Kaum weniger spannend ist die Frage, ob ein aus einer Anlage herausgelöstes und an einen anderen Standort als eigenständige Anlage weiter betriebenes BHKW einen Teil der Höchstbemessungsleistung mitnimmt. Die Clearingstelle hat zu dieser Frage in der hiesigen Entscheidung erstmals Stellung bezogen und die Aufteilung der Höchstbemessungsleistung im Ergebnis bejaht. Dabei ordnet die Clearingstelle dem versetzten BHKW eine Höchstbemessungsleistung von 475 kW zu. Dies entspricht 95 Prozent der installierten Leistung des 500-kW-BHKW. Am Standort der Biogasanlage verbleiben dementsprechend 570 kW, was wiederum 95 Prozent der am Standort verbleibenden installierten Leistung entspricht. Ein sachgerechtes Ergebnis.

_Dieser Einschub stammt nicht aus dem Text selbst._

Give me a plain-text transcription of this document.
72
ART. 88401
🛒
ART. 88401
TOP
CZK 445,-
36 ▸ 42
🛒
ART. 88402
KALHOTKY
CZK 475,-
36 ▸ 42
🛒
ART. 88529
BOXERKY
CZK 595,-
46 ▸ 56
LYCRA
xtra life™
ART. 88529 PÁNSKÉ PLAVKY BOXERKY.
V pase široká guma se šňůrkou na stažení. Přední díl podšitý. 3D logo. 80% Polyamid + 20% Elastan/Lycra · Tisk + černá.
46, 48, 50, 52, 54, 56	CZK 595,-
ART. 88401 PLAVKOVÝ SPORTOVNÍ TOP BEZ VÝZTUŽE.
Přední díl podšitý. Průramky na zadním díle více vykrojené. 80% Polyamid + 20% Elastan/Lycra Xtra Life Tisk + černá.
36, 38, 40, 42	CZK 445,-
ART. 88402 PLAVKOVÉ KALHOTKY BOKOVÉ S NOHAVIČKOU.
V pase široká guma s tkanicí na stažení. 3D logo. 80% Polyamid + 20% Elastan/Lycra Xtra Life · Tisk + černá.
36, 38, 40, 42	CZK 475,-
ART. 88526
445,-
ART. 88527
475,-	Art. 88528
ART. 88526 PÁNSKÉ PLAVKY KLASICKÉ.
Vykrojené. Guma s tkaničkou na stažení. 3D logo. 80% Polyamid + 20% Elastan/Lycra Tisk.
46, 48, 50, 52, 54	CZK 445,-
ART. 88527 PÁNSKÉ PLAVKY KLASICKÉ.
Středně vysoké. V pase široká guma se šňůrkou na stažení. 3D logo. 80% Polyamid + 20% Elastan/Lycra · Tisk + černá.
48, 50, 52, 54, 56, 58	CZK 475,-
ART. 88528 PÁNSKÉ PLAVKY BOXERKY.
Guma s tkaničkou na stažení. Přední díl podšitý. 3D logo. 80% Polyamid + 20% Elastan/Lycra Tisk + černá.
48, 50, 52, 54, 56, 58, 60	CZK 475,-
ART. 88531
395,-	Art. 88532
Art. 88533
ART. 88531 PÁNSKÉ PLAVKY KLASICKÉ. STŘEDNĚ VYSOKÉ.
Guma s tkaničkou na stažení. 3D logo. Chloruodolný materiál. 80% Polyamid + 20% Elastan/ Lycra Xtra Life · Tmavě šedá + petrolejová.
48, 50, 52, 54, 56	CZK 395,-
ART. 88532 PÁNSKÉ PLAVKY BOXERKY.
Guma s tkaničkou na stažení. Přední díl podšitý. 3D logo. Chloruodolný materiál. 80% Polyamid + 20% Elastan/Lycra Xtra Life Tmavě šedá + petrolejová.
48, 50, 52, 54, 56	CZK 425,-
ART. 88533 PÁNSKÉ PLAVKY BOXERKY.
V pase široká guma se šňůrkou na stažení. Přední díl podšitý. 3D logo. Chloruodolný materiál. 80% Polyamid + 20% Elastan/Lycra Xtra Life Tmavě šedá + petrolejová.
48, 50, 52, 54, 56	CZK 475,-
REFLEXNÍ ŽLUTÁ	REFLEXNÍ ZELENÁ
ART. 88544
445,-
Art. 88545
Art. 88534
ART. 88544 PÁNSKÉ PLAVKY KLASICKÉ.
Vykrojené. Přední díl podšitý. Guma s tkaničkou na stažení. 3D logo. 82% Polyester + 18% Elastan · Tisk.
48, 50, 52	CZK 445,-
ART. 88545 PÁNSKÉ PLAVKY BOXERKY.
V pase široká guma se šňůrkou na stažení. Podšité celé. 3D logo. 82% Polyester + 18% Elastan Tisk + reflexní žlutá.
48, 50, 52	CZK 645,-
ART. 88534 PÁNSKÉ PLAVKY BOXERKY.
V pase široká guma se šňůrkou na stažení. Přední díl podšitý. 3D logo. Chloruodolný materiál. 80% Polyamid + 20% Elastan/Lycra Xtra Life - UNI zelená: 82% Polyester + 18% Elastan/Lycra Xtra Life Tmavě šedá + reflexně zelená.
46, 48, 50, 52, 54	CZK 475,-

Allerdings begründet die Clearingstelle ihre Entscheidung nicht mittels einer Auslegung der EEG-rechtlichen Bestimmungen zur Höchstbemessungsleistung. Vielmehr behilft sie sich mit einer „Billigkeitsentscheidung“, die sie „in den Grenzen der guten Sitten und öffentlichen Ordnung“, losgelöst vom konkreten Rechtsrahmen getroffen hat. Nach Auffassung der Clearingstelle stößt eine Auslegung der einschlägigen Rechtsnormen bei der Frage nach der Zulässigkeit der Aufteilung und Mitnahme der Höchstbemessungsleistung „an ihre Grenzen“. Kurz: Die Clearingstelle hat davon abgesehen, diese Frage anhand der rechtswissenschaftlichen Methodik zu beantworten.

Bewertung

Die Entscheidung der Clearingstelle ist ein wichtiger Schritt für mehr Rechtssicherheit in der Branche. Nachdem das Landgericht Frankfurt (Oder) entschieden hatte, dass Satelliten-BHKW grundsätzlich nicht mittels des Zubaus weiterer BHKW flexibilisiert werden können, war die Verunsicherung in der Branche groß.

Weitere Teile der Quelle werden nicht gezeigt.